Quarta, 22 de Novembro de 2017

Sem escrúpulos

5 MAI 2010Por 21h:47

Arcângela Mota, TV Press

 

O olhar maroto e o sorriso maquiavélico de Werner Schunemann antecedem a descrição do invejoso empresário Saulo, seu papel em "Passione", próxima novela das oito da Globo que estreia no dia 16 de maio. Com a testa franzida e os olhos apertados, o simpático gaúcho de 51 anos parece já ter interiorizado algumas das características de seu personagem na trama de Silvio de Abreu. E deixa evidente a grande expectativa em interpretar um dos vilões da história. "Espero que o Saulo seja unanimidade no ódio popular. Quero fazer um personagem que fique na lembrança das pessoas", empolga-se.

Na trama, Saulo é o filho mais velho do casal Bete e Eugênio Gouveia, interpretados por Fernanda Montenegro e Mauro Mendonça. Ambicioso, ele sonha em assumir a presidência da empresa da família, a Metalúrgica Gouveia. No entanto, para decepção dele, depois que o pai morre quem fica à frente dos negócios é a matriarca Bete. A partir de então, Saulo entra em uma grande disputa na tentativa de desmoralizar a mãe e tomar o comando da empresa. "Ele é um garoto mimado de 45 anos de idade. Tudo que quer é o poder", analisa Werner. Casado com Stela, de Maitê Proença, e pai de Danilo, Lorena e Sinval, interpretados respectivamente por Cauã Reymond, Tammy Di Calafiori e Kayky Brito, Saulo também não tem um bom relacionamento dentro de casa. "O grande dilema do personagem é não conseguir se relacionar direito com ninguém.
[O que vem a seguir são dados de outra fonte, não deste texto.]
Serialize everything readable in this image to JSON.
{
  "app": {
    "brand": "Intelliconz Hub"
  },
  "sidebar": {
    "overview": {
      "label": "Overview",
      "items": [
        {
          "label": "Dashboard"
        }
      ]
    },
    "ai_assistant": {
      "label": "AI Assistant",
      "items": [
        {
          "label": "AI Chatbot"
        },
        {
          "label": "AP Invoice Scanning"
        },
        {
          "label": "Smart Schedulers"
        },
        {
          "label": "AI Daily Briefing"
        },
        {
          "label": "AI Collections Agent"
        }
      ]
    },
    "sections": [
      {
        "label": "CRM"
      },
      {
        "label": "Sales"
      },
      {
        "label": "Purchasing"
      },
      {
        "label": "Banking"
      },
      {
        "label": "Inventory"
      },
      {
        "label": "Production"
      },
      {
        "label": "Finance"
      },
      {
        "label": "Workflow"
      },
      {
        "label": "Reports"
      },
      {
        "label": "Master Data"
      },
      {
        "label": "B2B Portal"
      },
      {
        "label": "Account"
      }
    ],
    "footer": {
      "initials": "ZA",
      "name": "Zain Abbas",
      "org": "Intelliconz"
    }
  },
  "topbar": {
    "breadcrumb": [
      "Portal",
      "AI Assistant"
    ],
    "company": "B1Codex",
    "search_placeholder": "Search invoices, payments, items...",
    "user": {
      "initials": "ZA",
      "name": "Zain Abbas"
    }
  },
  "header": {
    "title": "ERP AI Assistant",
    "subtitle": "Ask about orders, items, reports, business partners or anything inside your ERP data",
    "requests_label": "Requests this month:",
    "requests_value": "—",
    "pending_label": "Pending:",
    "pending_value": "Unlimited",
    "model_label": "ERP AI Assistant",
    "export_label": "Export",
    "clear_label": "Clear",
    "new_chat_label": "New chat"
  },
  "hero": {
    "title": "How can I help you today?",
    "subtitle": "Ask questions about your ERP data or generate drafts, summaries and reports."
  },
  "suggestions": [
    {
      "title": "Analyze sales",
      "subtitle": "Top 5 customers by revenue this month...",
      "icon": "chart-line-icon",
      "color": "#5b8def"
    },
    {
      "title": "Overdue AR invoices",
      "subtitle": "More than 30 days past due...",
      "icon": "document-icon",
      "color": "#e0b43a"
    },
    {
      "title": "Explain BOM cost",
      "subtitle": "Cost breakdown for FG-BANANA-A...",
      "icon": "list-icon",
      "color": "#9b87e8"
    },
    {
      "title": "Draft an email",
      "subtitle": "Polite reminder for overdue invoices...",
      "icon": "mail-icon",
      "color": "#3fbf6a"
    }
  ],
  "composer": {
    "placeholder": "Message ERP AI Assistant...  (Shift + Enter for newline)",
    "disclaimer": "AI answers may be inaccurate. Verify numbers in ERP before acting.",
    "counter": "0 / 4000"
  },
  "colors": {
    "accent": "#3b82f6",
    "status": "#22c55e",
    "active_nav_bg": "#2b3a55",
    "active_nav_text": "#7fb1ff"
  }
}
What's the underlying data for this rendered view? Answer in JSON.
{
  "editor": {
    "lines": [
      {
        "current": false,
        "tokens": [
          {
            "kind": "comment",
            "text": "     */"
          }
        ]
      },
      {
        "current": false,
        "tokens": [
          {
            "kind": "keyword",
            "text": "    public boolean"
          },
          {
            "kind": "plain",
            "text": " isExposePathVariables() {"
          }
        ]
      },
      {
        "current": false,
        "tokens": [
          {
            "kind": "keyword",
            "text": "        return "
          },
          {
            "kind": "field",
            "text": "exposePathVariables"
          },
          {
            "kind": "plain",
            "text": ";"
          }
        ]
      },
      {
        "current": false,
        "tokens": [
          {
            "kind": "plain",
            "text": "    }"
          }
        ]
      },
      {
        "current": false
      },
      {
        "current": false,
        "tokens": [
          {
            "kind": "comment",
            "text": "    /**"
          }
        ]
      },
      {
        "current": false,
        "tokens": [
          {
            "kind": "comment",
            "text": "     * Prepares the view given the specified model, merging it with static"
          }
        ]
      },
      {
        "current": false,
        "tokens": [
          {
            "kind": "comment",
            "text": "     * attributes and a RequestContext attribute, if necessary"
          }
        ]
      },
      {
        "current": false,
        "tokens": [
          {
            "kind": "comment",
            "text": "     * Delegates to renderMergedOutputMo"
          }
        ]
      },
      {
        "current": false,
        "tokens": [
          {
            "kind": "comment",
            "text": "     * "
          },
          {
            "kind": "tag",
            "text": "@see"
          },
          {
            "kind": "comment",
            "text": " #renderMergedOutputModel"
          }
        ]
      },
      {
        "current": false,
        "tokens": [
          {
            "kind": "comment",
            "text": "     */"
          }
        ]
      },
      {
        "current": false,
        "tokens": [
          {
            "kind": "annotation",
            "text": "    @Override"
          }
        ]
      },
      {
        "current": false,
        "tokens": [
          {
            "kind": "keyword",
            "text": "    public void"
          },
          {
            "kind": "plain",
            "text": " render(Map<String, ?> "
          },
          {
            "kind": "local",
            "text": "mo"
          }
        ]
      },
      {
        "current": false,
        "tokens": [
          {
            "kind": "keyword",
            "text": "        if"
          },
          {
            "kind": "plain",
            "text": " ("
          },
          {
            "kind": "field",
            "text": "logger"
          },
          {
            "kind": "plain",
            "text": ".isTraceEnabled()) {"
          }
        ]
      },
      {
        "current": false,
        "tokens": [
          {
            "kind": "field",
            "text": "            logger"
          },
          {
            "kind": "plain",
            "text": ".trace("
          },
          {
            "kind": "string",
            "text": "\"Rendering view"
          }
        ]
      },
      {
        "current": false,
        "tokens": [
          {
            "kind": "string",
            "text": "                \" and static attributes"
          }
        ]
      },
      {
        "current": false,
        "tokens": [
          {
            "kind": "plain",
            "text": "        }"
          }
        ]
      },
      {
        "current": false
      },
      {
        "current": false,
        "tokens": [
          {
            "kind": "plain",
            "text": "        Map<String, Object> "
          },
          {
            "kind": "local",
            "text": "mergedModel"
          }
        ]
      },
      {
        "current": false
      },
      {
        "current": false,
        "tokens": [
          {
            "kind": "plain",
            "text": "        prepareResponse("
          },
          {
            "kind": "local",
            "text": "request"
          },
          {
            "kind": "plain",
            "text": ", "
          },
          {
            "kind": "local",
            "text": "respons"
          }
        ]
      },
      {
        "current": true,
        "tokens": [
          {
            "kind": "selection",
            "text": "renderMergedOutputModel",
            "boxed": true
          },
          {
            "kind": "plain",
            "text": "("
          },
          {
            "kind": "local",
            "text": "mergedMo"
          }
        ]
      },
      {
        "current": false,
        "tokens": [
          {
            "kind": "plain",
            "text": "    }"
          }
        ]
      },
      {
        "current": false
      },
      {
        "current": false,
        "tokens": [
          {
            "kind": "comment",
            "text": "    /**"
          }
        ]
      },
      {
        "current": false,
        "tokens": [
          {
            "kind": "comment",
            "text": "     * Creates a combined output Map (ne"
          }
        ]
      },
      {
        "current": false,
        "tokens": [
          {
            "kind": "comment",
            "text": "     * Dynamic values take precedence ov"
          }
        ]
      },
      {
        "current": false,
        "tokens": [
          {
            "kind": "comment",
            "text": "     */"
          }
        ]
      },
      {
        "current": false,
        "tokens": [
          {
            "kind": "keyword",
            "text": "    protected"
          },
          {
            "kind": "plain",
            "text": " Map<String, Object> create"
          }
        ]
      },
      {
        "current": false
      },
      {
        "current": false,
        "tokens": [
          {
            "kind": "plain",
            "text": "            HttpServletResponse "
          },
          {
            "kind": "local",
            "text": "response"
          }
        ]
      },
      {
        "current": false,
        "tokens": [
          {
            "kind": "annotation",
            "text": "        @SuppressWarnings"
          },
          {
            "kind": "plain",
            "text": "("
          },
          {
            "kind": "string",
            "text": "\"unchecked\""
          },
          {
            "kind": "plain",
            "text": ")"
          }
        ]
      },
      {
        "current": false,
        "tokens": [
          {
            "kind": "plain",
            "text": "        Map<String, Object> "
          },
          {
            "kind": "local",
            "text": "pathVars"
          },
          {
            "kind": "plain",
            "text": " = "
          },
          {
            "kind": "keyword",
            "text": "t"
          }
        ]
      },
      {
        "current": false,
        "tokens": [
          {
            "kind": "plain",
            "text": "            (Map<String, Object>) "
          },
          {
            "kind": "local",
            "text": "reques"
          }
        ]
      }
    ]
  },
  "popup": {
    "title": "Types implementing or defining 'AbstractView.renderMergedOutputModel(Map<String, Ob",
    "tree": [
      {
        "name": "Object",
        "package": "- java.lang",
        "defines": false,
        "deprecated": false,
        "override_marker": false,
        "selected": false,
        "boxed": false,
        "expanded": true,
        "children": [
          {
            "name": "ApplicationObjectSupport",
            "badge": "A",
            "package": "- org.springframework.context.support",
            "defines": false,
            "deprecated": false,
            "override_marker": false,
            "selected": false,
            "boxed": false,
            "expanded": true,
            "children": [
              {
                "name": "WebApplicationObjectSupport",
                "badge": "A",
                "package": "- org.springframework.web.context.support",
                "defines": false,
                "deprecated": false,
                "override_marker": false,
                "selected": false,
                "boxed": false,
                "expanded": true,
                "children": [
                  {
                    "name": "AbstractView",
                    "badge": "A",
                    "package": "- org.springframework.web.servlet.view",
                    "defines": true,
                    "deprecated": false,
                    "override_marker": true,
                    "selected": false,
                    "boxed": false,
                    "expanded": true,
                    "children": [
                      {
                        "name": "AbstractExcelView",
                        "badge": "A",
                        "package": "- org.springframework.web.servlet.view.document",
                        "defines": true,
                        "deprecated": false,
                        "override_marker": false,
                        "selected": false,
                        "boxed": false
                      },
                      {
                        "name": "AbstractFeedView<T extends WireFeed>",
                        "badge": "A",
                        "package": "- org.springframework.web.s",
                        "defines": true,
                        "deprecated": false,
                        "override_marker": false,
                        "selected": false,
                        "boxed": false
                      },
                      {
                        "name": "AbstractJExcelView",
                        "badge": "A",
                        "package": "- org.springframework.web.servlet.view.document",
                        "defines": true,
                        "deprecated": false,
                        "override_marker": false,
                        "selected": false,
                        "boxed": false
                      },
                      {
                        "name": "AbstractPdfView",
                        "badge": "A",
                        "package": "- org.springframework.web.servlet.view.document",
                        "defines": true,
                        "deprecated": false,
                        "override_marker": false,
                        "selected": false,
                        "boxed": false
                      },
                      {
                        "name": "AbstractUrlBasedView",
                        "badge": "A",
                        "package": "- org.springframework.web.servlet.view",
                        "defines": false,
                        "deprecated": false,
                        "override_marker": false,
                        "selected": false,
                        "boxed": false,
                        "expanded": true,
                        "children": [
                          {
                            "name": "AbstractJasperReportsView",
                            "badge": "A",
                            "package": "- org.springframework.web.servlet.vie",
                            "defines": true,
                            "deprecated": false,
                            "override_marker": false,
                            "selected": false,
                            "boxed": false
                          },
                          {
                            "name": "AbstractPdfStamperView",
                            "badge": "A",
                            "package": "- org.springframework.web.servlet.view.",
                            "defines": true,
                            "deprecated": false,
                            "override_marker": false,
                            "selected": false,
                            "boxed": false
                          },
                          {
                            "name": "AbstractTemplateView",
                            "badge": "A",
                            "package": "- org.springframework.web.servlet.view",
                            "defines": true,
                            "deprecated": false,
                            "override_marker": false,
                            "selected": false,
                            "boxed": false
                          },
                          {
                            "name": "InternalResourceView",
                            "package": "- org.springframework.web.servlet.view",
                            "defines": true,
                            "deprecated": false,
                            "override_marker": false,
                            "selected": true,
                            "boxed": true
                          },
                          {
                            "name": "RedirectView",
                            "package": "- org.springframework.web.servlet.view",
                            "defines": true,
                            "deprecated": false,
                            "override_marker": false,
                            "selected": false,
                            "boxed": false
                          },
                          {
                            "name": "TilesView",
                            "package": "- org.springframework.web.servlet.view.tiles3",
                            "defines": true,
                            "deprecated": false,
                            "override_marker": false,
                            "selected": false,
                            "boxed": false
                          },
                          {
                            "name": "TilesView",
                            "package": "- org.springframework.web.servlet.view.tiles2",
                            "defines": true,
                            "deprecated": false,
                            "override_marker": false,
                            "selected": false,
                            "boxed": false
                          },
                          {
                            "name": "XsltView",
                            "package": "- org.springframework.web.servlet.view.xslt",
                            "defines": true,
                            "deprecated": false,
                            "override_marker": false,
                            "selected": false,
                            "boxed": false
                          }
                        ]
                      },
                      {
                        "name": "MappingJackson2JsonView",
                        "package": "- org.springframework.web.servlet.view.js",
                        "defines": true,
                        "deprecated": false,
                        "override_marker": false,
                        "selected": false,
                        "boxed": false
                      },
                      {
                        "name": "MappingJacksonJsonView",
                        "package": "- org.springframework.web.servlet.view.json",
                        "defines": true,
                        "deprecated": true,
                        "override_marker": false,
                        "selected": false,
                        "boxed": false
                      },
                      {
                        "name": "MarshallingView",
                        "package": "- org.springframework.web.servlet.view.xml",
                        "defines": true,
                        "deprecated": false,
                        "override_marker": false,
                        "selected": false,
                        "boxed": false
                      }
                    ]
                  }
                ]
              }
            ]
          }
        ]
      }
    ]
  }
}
É uma pessoa detestável", sintetiza o ator.

Para compor o personagem, Werner se inspirou em figuras emblemáticas do cinema, como o canibal Hannibal Lecter, vivido por Anthony Hopkins em "O silêncio dos inocentes", e o mafioso Michael Corleone, interpretado por Al Pacino na trilogia "O poderoso chefão". Mas ele reconhece que os teores de maldades são diferentes. "Busquei referência neles, mas sei que o Saulo não tem competência para ser tão mau. Mas quero que ele seja marcante", afirma. O ator admite que sua maior dificuldade tem sido lidar com os desequilíbrios emocionais e a intensa carga emocional do personagem. "A inconstância dele foi meu primeiro pânico quando comecei a trabalhar. É um papel difícil e me custa muito emocionalmente. Saio carregado das gravações", desabafa.

Longe da tevê desde 2008, quando interpretou o também mau-caráter Tomás na novela "Beleza pura", Werner conta que já estava com saudade de voltar a atuar nos folhetins. Mas ressalta que, mesmo assim, não é qualquer personagem que o deixa empolgado. "Gosto de ter espaço para aprofundar. Tenho 50 anos de idade e não quero mais fazer tolices", ressalta o ator, que, após 20 anos de carreira no teatro e no cinema, só fez sua estreia na tevê em 2003, quando interpretou o Bento Gonçalves na minissérie "A casa das sete mulheres", exibida pela Globo.

Após sete anos nesta emissora, e a única em que trabalhou, o ator garante se sentir realizado com os papéis que já interpretou. Mas nem por isso ele encara seu trabalho na tevê com tranquilidade. "Novela é a coisa mais difícil que eu já fiz. Tem um outro funcionamento industrial e é mais complicado fazer bem feito", avalia.